If you're looking for other chocolatey treats this holiday season, or anytime really, here are a few faves:
Or check out these other delicious desserts!
- Vegan Caramel Apple Nachos
- Easy Vegan Chocolate Mocha Cannoli
- Healthy Vegan Cranberry Crumble Oatmeal Bars
- Vegan Apple Cinnamon Roses
No Bake Chocolate Peppermint Protein Balls
- 10 tablespoons cocoa powder
- 6 tablespoons maple syrup
- ¼ cup almond butter , use sunbutter for nut free (see note)
- ¼ cup unflavored pea protein powder , I use NOW Sports brand (see note)
- ¼ - ½ teaspoon peppermint extract , use more if not using the candy cane option
- ¼ teaspoon sea salt
- 2-4 tablespoons crushed candy canes , or cacao nibs for a healthy crunchy option (plus more to top for presentation if wanted)
- 2-4 tablespoons dairy free chocolate chips , omit for even healthier option
- 2-4 tablespoons water optional (see note)
- Put everything except the candy cane or cacao nibs, chocolate chips and water into a bowl and mix well.
- Slowly add water if needed. You may not need any water if your almond butter is runny. Start with a teaspoon and slowly add until you get a well mixed batter. If you add too much then the batter will be too soft to roll.
- Add the candy canes/cacao nibs and chocolate chips and mix again.
- Allow to chill in the fridge while you clean up, then roll into balls.
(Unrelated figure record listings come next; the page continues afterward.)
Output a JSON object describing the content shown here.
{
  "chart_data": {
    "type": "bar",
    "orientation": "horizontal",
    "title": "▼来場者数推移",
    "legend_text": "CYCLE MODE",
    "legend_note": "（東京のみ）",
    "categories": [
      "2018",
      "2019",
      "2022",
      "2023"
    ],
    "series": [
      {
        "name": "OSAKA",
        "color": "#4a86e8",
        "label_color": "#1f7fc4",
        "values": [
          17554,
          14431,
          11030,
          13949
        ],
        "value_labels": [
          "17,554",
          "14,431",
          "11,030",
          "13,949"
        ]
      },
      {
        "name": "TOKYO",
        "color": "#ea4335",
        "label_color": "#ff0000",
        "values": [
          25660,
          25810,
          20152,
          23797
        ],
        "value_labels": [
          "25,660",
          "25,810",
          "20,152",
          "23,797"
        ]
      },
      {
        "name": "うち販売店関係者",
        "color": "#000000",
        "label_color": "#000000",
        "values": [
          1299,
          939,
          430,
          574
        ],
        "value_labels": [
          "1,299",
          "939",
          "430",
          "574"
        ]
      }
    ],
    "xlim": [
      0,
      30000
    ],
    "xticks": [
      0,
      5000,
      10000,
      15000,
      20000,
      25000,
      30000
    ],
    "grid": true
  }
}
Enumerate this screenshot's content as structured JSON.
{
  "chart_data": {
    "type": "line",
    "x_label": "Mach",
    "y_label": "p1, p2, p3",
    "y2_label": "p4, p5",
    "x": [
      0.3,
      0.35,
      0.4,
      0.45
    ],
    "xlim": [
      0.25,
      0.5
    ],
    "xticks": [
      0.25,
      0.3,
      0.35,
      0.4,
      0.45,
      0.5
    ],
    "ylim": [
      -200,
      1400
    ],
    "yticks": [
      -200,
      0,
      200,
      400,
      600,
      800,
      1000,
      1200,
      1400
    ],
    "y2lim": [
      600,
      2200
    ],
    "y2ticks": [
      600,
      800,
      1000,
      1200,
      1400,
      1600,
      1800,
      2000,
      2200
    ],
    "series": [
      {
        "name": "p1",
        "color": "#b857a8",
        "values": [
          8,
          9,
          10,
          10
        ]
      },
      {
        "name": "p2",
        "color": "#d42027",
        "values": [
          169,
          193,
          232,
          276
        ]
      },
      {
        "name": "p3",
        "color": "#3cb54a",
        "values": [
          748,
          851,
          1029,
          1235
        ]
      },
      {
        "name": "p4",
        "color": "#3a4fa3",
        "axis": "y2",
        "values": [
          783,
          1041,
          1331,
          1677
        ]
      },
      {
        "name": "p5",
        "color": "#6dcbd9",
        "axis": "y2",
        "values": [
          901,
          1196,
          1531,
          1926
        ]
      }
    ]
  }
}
- You can then top with more crushed candy canes for presentation if you want. I just rolled them in or sprinkled them on top.
- These make 10 balls about 2 inches in size
- To make this nut free use sunbutter, this will change the flavor slightly but will allow it to be completely allergy friendly.
- You can sub another kind of protein powder, just make sure it is unsweetened and unflavored.
- If you do not have, or do not want to use, a protein powder you can sub oat flour. Use the same amount.
- If your almond butter is runny you may not need any water, add slowly to get the consistency you prefer. You could also use milk if you want a little extra richness.
- For the healthiest option, use cacao nibs instead of the candy canes and omit the chocolate chips.
- I crushed my candy canes in a plastic bag using the end of a wooden spoon.
- Nutrition facts include 2 tablespoons of chocolate chips and crushed candy canes.